"Don (pork cutlet) ramyeon'' at Nenassi's Noodle Bar. All ramyeon dishes at Nenassi's are served with a rice ball and boiled eggs.
/ Korea Times photo by Kim Rahn
By Kim Rahn
The boom for Japanese-style ramen seems to be on the ebb. It's time to turn the eyes again to ``ramyeon,'' to which Koreans are more accustomed.
``Being accustomed'' may be the reason people have paid less attention to Korean-style ramyeon, as they think they can cook it at home. Nenassi's Noodle Bar, however, offers an upgraded version of ramyeon ― Korean-style but unlike the instant noodles ordinary snack bars offer.
The small, but modern eatery in Nowon-gu, northeastern Seoul, has 11 kinds of ramyeon dishes. Most ramyeon are made with special soup, of which the recipe is secret, of course, and which is key to differentiating Nenassi's ramyeon to those served at ordinary eateries.

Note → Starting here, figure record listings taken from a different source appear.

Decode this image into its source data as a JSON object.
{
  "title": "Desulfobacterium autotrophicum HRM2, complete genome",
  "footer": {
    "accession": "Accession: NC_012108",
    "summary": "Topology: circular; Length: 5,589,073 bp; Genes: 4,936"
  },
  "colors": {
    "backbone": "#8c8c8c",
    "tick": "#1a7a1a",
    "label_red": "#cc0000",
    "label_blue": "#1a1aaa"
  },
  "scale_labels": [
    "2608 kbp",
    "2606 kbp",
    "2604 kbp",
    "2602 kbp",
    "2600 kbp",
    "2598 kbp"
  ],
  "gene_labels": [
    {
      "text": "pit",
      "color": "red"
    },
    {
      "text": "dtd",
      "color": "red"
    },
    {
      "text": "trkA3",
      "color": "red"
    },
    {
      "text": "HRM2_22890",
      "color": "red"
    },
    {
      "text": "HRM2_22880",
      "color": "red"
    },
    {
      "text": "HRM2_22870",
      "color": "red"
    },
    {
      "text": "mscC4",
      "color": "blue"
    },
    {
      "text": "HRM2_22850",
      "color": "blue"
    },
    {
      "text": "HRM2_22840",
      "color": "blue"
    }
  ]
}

``Don (pork cutlet) ramyeon'' (4,500 won) is garnished with pork cutlet. Before eating, we thought the soup might be greasy because of the fried cutlet. However, it was not, and the pork went quite well with the noodle.
What looks new and attractive, especially in the summer season, is ``naeng bibim ramyeon'' (cold spicy ramyeon). In spicy red paste sauce with assorted vegetable, the ramyeon (4,000 won) is served with ice cubes on top, which keep the noodles chewy while eating.
``Doenjang ramyeon'' (3,500 won), as one can easily imagine from the name, has ``doenjang'' (fermented soy paste) as its base for the soup. This is recommended for those who do not like spicy soup.
``Haejang ramyeon'' (3,500 won) is made with ``bugeo,'' or dried pollack. ``Haejang'' literally means ``chasing a hangover,'' and pollack is believed to be one of the most effective ingredients for getting rid of a hangover. It is a good option for those who drank the previous night and need a hangover cure at lunch. What is even better is that they can have the ramyeon on their way home after drinking, as Nenassi's is open until 11 p.m.
We at first thought the 3,500-4,500 won price was kind of high for a bowl of ramyeon. However, a rice ball and two boiled eggs are offered for free, as well as a glass of iced tea ― the size of the portion is enough for bigger eaters and perhaps rather too much for those with smaller stomachs.
Another unique thing at the noodle ``bar'' is that customers can enjoy wine along with the ramyeon. Contrary to expectations, spicy ramyeon went well with wine, especially cold white wine, like many people enjoy ``ddeokbokgi'' (spicy, bar-shape rice cake) with soda.